Review: black girl love: an adaptation project
GenEnCo play emphasizes range of gender roles, relationships
By Lilli Hime,
12:01PM, Tue. Jun. 18, 2019
Adapted from Anondra Williams' poetry and prose, black girl love rips open the current void in representation of black queer women to expose an expansive range of possibilities. Four actors move seamlessly through a series of vignettes, maintaining their characters but constantly changing their characters’ relationships.
With scarcely any mainstream stories of queer black love already existing, this play was under a lot of pressure to meet the challenge of telling underrepresented experiences, such as avoiding misrepresentation or stereotyping. black girl love: an adaptation project, a co-production of Generic Ensemble Company and the Vortex, successfully avoids such pitfalls by presenting the characters in a plethora of different roles and in different situations to demonstrate a great diversity of experiences.
The original book, black girl love, includes 25 stories and poems that detail different experiences, yet playwright Al(aina) L. Monts has adapted it to the stage for only four actors, with each actor maintaining their character’s name and general personality, even as their role shifts from vignette to vignette. While it may be slightly confusing at first to the audience member who walks in expecting a linear storyline, once you recognize the play’s format of short, unconnected stories, it is easier to appreciate the small peeks that the play gives you into the different lives of these characters.
Even with just the handful of actors that Monts uses, directors kt shorb and Simone Alexander effectively portray a variety of gender roles within black queer relationships. For instance, Faith Anderson and Oktavea L. Williams together highlight the more traditional dynamic of masculine and feminine, respectively, from gendered costuming to height (Anderson is slightly taller than Williams) to the stud Anderson doing the work of seducing the oblivious Williams. Conversely, we see a more femme-on-femme relationship between Allegra Jade Fox and Williams, defying our deeply-ingrained heternormative expectations. However, the genderqueer character played by g’beda completely disrupts any gender roles or binary often placed on relationships, sometimes causing the character with whom g’beda interacts to question their own role.

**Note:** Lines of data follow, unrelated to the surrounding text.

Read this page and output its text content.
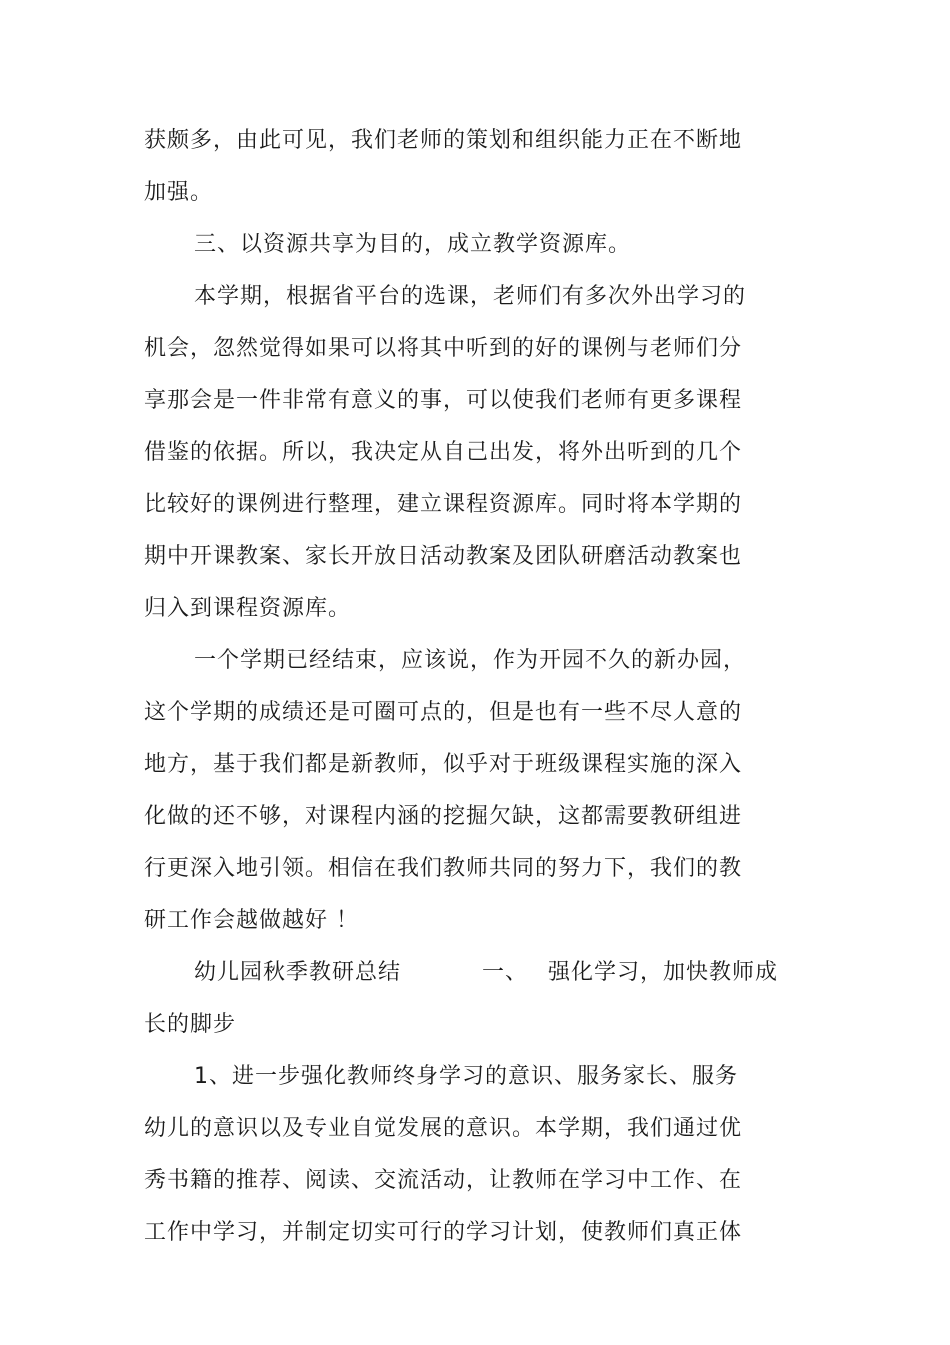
获颇多，由此可见，我们老师的策划和组织能力正在不断地
加强。
三、以资源共享为目的，成立教学资源库。
本学期，根据省平台的选课，老师们有多次外出学习的
机会，忽然觉得如果可以将其中听到的好的课例与老师们分
享那会是一件非常有意义的事，可以使我们老师有更多课程
借鉴的依据。所以，我决定从自己出发，将外出听到的几个
比较好的课例进行整理，建立课程资源库。同时将本学期的
期中开课教案、家长开放日活动教案及团队研磨活动教案也
归入到课程资源库。
一个学期已经结束，应该说，作为开园不久的新办园，
这个学期的成绩还是可圈可点的，但是也有一些不尽人意的
地方，基于我们都是新教师，似乎对于班级课程实施的深入
化做的还不够，对课程内涵的挖掘欠缺，这都需要教研组进
行更深入地引领。相信在我们教师共同的努力下，我们的教
研工作会越做越好 ！
幼儿园秋季教研总结	一、 强化学习，加快教师成
长的脚步
1、进一步强化教师终身学习的意识、服务家长、服务
幼儿的意识以及专业自觉发展的意识。本学期，我们通过优
秀书籍的推荐、阅读、交流活动，让教师在学习中工作、在
工作中学习，并制定切实可行的学习计划，使教师们真正体
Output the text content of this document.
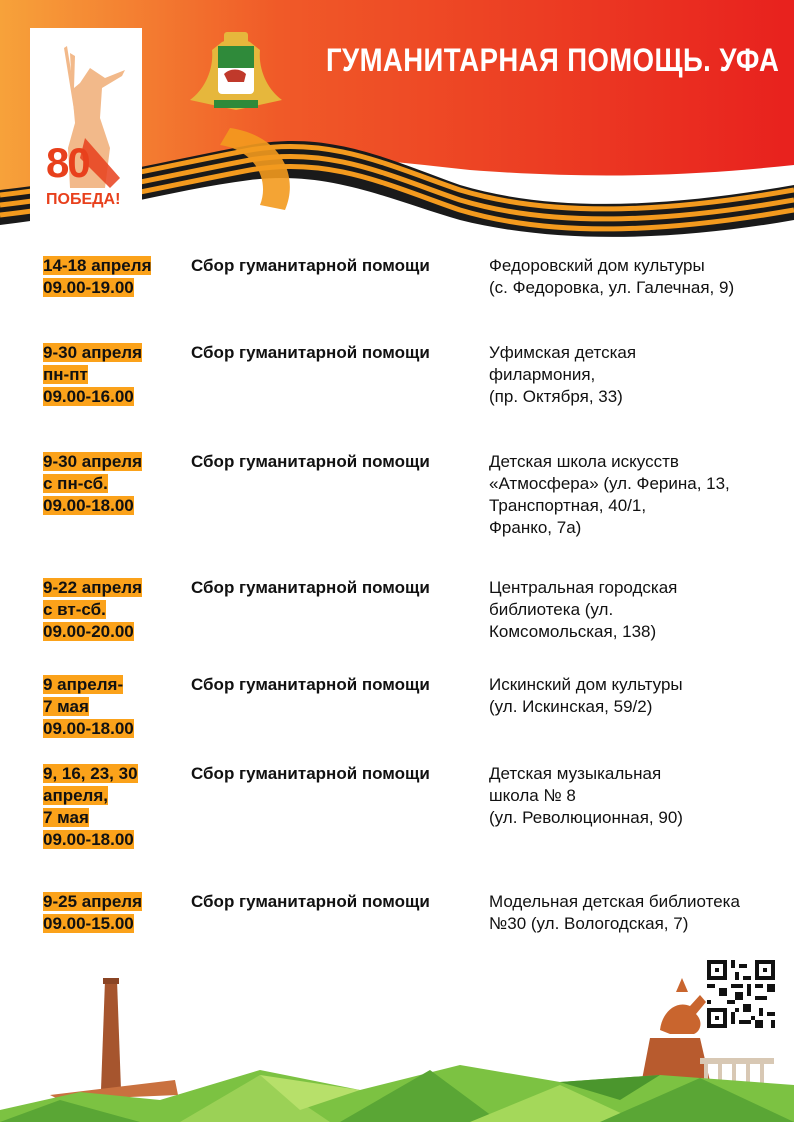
80
ПОБЕДА!
ГУМАНИТАРНАЯ ПОМОЩЬ. УФА
14-18 апреля
09.00-19.00
Сбор гуманитарной помощи	Федоровский дом культуры
(с. Федоровка, ул. Галечная, 9)
9-30 апреля
пн-пт
09.00-16.00
Сбор гуманитарной помощи	Уфимская детская
филармония,
(пр. Октября, 33)
9-30 апреля
с пн-сб.
09.00-18.00
Сбор гуманитарной помощи	Детская школа искусств
«Атмосфера» (ул. Ферина, 13,
Транспортная, 40/1,
Франко, 7а)
9-22 апреля
с вт-сб.
09.00-20.00
Сбор гуманитарной помощи	Центральная городская
библиотека (ул.
Комсомольская, 138)
9 апреля-
7 мая
09.00-18.00
Сбор гуманитарной помощи	Искинский дом культуры
(ул. Искинская, 59/2)
9, 16, 23, 30
апреля,
7 мая
09.00-18.00
Сбор гуманитарной помощи	Детская музыкальная
школа № 8
(ул. Революционная, 90)
9-25 апреля
09.00-15.00
Сбор гуманитарной помощи	Модельная детская библиотека
№30 (ул. Вологодская, 7)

g’beda’s identity as genderqueer is worth emphasizing, not just in the context of defining more types of relationships but also in the way other characters misunderstand them. The most intense scene is when Anderson's character, in the middle of a heightened argument, asks “What even is gender anyways?” It is a moment of intense invalidation that reverberates painfully through the entire theatre, and brings up the many ways queer identities, particularly different gender identities, are misunderstood within the LGBTQ community.
Just as diverse as gender roles are the types of relationships the characters find themselves in. From innocent flirtations – the kind that remind us what it means to have butterflies in our stomachs – to risqué BDSM practices, black girl love makes room for all types of relationships to exist. And through Monts’ utilization of spoken word and Michael J. Love’s choreography, it even addresses domestic violence.
From the gorgeous to the cruel, the kinky to the naive to everything that comes with trying to connect to another person, black girl love is a play big enough to hold all of it.